De acordo com Sérgio Klabin, psiquiatra do Cepec (Centro de Estudos e Pesquisas Clínicas), especializado em síndrome de Down, se o medo da
mãe de Fernanda for gravidez,
ela pode descansar. "A maioria
dos homens que têm Down é
infértil (eles têm o testículo para fora da bolsa escrotal, sem a
função de produção de espermatozóides)", explica. Mas, caso uma mulher com a síndrome
se relacione com um homem
que não a tem, a chance de um
filho Down é de 50%.
Sexualidade saudável
Para Sérgio Klabin, é essa falta de educação sexual a responsável pelo mito de que eles são
hipererotizados. "Nunca conheci uma mãe de Down que
deixe o filho fazer xixi de porta
fechada. Eles são tratados como crianças incapazes. Não
aprendem o que deve ser público e privado. Não falta entendimento a eles, falta educação."
A falta de orientação pode
deixá-los agressivos, hipererotizados (alguns chegam a se
masturbar em público) e até
depressivos. "Adultos devem
viver como adultos, pessoas
com Down têm tanto desejo
quanto as outras. Sexo é importante para uma vida saudável e
feliz. Puberdade não respeita
deficiência", enfatiza o médico.
Ele explica que o banho hormonal que meninos e meninas recebem aos 14 anos é igual para
todos. O problema é que os
Downs são obrigados a ignorá-lo. "Eles são excluídos dos jogos
de sexualidade infantis, como
brincar de médico", explica.
Segundo Sérgio Klabin, a infantilização é conseqüência de
superproteção desnecessária.
"Hoje, não temos serviço social
adequado para essas pessoas."
Outro problema recente, segundo o médico, surgiu com a
atual novela global, "Páginas da
Vida". "Estão glamourizando a
situação, querem passar a idéia
de que ter filho Down é uma beleza. Não é nem uma bênção
nem um martírio", diz.
Para se ter uma idéia, a Associação Americana de Retardo
Mental calcula que as despesas
com uma criança com Down
são, em geral, 80% maiores do
que a média da população tem
com seus filhos. É preciso seguir tratamentos como fisioterapia, sessões de fonoaudiologia, além de contar com um time especializado de médicos.
"Basta que eles, desde pequenos, recebam o suporte necessário. Dessa forma, terão condições de trabalhar e até de criar
suas famílias", diz Silvia Bragagnolo, geneticista da Unifesp.
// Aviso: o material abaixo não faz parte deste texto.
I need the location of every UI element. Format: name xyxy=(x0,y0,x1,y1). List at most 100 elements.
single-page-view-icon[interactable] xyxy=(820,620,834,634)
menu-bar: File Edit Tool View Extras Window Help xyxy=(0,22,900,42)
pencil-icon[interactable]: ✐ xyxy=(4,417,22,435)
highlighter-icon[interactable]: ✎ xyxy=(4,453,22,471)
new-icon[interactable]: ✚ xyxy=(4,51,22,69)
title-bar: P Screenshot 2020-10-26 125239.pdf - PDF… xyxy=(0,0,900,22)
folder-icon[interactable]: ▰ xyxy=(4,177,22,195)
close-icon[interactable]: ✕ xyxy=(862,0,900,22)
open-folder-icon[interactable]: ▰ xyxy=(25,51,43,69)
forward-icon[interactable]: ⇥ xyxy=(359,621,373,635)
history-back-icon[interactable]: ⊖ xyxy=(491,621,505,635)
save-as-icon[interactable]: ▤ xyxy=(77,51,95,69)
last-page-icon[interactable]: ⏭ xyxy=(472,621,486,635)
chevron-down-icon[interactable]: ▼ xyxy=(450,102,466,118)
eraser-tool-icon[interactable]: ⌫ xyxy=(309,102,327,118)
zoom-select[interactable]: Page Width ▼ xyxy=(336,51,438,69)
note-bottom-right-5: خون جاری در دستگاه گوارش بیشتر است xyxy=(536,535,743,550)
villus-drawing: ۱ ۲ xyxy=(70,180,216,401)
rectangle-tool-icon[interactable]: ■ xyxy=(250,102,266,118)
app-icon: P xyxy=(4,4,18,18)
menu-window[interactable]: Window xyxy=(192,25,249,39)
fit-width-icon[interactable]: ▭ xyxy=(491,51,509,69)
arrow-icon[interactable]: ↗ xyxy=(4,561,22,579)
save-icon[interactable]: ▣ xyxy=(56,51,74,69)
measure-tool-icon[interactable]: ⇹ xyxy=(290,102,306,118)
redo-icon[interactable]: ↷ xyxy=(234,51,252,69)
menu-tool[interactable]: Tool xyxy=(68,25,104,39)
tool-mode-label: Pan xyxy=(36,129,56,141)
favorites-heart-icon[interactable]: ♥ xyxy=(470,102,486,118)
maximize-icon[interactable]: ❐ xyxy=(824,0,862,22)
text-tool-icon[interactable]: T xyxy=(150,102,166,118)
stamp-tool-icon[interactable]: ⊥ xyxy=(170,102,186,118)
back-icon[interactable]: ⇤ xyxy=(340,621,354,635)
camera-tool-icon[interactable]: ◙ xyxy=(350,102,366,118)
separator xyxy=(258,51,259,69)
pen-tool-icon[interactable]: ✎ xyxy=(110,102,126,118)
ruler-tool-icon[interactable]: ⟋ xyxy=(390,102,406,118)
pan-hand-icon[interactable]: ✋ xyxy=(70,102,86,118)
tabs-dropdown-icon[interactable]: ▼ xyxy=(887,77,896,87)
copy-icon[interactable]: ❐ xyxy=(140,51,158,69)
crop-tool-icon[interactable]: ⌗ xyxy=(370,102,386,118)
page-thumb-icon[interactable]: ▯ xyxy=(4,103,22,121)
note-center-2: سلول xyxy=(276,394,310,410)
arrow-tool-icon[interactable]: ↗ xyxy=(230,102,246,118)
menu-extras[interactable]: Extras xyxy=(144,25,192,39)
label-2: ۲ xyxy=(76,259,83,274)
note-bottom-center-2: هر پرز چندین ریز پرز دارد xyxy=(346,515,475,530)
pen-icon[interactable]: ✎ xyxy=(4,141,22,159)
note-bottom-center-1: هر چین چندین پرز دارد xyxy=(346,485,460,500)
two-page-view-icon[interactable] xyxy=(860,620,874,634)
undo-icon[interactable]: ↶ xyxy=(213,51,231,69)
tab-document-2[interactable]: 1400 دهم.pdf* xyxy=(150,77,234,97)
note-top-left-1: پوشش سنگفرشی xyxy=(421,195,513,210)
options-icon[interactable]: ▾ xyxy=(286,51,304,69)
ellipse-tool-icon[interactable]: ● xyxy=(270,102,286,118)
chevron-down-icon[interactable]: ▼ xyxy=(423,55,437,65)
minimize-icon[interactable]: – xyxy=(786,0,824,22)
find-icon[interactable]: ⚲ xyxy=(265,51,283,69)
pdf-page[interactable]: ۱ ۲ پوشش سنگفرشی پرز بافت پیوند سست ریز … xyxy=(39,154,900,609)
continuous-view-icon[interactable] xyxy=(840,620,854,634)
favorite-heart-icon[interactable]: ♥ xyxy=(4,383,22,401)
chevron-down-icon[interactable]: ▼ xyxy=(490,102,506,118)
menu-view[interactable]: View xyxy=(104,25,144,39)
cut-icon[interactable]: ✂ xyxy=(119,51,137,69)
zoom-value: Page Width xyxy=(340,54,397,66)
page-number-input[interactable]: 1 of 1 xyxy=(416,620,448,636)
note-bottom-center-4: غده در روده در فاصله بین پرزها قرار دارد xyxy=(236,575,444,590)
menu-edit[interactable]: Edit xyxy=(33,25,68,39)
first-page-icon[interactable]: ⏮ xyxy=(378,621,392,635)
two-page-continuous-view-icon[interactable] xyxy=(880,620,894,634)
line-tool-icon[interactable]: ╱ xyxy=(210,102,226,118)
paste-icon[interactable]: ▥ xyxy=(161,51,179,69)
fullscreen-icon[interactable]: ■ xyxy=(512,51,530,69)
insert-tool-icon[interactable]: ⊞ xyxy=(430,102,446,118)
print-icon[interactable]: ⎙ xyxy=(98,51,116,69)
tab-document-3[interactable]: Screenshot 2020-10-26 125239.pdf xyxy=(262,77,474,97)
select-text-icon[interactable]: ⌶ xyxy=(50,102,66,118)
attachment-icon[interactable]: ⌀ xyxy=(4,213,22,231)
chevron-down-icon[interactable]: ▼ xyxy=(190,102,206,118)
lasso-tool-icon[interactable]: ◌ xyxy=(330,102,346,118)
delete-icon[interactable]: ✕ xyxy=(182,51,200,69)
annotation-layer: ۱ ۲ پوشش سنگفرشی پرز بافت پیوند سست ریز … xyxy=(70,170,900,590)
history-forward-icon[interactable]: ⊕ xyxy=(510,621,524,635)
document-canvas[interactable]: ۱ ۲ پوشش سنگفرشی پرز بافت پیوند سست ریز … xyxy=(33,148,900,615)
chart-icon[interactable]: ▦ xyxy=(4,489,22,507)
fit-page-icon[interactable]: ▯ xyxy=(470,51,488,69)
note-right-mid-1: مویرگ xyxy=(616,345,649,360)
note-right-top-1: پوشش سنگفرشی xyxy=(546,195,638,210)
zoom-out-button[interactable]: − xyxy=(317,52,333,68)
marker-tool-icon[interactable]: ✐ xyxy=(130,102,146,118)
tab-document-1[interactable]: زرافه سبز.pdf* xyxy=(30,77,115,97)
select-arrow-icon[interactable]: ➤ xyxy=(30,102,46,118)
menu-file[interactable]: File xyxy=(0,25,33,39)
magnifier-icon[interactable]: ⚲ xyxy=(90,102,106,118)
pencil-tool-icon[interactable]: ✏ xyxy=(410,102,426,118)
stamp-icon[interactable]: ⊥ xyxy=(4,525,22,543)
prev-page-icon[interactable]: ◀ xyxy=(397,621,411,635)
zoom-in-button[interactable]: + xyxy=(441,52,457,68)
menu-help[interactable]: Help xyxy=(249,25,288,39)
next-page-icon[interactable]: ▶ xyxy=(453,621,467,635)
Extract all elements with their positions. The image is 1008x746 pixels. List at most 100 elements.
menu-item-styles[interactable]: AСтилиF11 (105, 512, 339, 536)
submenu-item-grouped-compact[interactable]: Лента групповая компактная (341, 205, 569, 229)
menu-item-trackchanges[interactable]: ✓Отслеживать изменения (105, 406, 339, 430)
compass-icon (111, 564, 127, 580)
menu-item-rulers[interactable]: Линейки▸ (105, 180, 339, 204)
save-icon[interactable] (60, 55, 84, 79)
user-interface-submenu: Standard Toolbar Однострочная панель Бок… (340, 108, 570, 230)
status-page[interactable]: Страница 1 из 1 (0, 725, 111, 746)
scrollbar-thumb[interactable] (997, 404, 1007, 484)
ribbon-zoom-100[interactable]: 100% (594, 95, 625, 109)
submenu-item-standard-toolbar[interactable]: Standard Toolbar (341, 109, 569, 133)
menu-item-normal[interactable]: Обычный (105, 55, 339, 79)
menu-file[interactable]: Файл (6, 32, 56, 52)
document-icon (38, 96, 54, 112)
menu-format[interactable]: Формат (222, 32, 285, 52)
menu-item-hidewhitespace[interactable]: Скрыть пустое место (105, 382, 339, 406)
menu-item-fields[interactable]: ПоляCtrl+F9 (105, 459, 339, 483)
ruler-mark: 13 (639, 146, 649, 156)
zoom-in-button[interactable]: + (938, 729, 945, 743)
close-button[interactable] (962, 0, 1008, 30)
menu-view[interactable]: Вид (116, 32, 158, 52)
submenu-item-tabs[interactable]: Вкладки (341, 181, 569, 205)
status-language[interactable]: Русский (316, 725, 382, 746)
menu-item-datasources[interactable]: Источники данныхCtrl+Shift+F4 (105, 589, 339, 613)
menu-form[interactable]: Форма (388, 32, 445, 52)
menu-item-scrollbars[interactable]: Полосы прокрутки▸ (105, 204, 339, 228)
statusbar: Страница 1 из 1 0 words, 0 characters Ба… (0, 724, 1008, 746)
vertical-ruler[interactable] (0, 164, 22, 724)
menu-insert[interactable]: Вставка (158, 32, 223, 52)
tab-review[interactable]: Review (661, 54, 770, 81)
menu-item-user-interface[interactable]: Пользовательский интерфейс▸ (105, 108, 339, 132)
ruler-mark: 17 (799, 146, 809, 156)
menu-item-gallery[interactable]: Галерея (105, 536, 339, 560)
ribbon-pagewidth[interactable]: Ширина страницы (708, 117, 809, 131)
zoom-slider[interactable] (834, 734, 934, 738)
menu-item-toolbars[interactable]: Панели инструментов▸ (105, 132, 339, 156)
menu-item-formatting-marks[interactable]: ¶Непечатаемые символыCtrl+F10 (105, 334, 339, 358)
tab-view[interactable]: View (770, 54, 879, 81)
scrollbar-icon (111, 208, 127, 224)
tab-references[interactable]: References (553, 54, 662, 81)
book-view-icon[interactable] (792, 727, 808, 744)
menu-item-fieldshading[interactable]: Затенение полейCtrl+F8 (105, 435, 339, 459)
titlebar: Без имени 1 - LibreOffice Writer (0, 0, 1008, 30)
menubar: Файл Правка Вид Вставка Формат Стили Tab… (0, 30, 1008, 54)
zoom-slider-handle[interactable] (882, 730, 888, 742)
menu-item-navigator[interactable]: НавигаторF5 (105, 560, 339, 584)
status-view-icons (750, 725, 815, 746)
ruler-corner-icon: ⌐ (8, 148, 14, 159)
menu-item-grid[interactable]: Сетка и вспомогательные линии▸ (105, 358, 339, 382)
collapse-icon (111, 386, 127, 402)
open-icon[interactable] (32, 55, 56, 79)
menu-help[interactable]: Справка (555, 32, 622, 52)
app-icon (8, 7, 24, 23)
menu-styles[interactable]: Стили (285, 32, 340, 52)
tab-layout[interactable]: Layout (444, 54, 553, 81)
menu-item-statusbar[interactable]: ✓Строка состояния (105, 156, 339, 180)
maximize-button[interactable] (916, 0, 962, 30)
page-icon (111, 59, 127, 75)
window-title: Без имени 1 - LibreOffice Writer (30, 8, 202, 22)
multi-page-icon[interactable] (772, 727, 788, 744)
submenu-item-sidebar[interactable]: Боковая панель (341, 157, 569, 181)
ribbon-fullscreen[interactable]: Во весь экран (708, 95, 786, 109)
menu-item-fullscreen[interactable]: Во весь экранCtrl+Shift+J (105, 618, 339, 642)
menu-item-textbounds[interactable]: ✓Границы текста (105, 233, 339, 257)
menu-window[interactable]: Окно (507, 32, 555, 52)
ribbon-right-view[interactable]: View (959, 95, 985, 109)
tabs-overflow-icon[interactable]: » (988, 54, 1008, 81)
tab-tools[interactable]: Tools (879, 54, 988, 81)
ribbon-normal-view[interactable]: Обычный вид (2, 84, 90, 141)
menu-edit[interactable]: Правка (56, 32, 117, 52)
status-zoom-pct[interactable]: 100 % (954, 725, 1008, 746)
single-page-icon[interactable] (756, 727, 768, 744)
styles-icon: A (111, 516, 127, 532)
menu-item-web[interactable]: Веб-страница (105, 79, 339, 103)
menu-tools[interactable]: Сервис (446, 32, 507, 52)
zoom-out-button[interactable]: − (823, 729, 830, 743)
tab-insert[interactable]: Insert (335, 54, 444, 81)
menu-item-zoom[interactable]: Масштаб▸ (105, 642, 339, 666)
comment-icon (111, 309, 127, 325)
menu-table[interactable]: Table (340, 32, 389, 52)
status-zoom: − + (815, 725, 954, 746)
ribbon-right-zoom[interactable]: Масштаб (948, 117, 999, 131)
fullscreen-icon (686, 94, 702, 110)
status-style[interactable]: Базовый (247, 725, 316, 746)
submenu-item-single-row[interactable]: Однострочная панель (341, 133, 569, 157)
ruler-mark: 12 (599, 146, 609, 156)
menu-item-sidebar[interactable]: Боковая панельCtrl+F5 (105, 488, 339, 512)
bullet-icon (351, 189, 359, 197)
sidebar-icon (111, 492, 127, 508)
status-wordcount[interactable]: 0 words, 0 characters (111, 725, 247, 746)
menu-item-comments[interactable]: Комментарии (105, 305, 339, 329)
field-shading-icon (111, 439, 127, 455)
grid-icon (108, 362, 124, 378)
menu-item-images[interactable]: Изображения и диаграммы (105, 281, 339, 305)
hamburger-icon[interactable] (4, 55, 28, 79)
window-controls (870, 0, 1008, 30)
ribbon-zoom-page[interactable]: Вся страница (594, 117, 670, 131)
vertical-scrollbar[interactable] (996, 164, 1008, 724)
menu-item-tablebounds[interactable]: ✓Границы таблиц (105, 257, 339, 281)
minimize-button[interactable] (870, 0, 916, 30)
Logicamente, irão precisar
de apoio técnico e afetivo. "A
sociedade cobra que os adultos
com Down sejam totalmente
independentes, isso não existe.
Todos nós somos interdependentes. Precisamos da ajuda de
outras pessoas para sobreviver.
Eles também", diz o especialista Sérgio Klabin. "Com assistência correta e gente que os
ensine a se movimentar, a cozinhar, a namorar e a trabalhar, é
possível que eles vivam tanto e
tão bem quanto qualquer pessoa que não tenha a síndrome."